HDFC Bank has surpassed its target of collecting ₹1 trillion in deposits during a quarter for the first time since announcing its merger with HDFC in April last year, Business Standard reported.
During the January–March quarter (Q4) of FY23, the country’s largest private sector lender mopped up over ₹1.5 trillion in deposits.
This is a record for the bank, which saw its deposit base touch ₹18.88 trillion. According to the bank’s disclosure to the exchanges, its deposits grew by 21 per cent year-on-year (YoY) in Q4, a multi-quarter high.
Sequentially also, deposits saw a growth — of 8.7 per cent. HDFC Bank’s deposit growth is much higher than the industry, which is growing around 10 per cent. However, the bank has fallen short of its yearly target of ₹4 trillion for deposits in a financial year.

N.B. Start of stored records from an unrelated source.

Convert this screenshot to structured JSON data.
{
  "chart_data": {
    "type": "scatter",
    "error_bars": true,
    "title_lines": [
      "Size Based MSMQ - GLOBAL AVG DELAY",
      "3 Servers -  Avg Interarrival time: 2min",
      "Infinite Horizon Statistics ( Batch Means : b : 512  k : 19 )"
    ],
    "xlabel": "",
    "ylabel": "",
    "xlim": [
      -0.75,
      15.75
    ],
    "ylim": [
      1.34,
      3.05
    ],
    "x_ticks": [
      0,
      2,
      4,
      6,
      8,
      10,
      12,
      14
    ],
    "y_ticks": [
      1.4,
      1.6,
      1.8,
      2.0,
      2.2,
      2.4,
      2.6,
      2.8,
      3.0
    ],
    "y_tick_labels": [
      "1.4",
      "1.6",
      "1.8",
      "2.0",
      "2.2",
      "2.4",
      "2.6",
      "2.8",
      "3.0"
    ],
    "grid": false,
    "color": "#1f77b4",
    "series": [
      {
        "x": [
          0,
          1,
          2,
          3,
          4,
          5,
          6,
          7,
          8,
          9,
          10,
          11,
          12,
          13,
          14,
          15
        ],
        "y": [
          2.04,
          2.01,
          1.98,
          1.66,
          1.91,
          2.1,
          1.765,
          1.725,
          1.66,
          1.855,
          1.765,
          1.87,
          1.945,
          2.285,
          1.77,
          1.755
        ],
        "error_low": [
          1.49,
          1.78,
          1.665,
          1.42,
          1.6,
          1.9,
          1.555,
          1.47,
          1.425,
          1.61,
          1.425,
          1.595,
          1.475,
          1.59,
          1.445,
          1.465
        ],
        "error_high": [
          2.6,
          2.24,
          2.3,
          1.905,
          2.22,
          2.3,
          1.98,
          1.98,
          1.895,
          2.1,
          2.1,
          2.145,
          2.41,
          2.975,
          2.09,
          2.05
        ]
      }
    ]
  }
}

In FY23, the bank mopped up ₹3.24 trillion, up 45 per cent compared to last year (FY22). It had earlier garnered over ₹1 trillion in deposits in a quarter only once since 2015. In Q4 of FY22, deposit mobilisation by the bank was ₹1.13 trillion.
“The over 1,500 branches likely to be added in FY23 will further give impetus to deposit mobilisation in FY24. For a ~4-trillion deposit mobilisation target in FY24E, HDFC Bank needs to achieve 25 per cent YoY growth in incremental deposits for FY24E. This is achievable in our view,” he added.
The bank set itself a target of mobilising ₹1 trillion in deposits every quarter, aggregating to ₹4 trillion in a financial year. This is because it would need approximately ₹3.5 trillion in deposits to maintain the 18–20 per cent growth it has sustained over the last few years on the asset sides.
Around ₹5–6 trillion of HDFC Ltd assets will also get added to the bank’s existing assets when the merger takes place.
HDFC Bank has requested the Reserve Bank of India (RBI) for a phased-in approach in respect of statutory liquidity ratio (SLR)/cash reserve ratio (CRR), priority sector lending (PSL), grandfathering of certain assets and liabilities as well as in respect of some subsidiaries.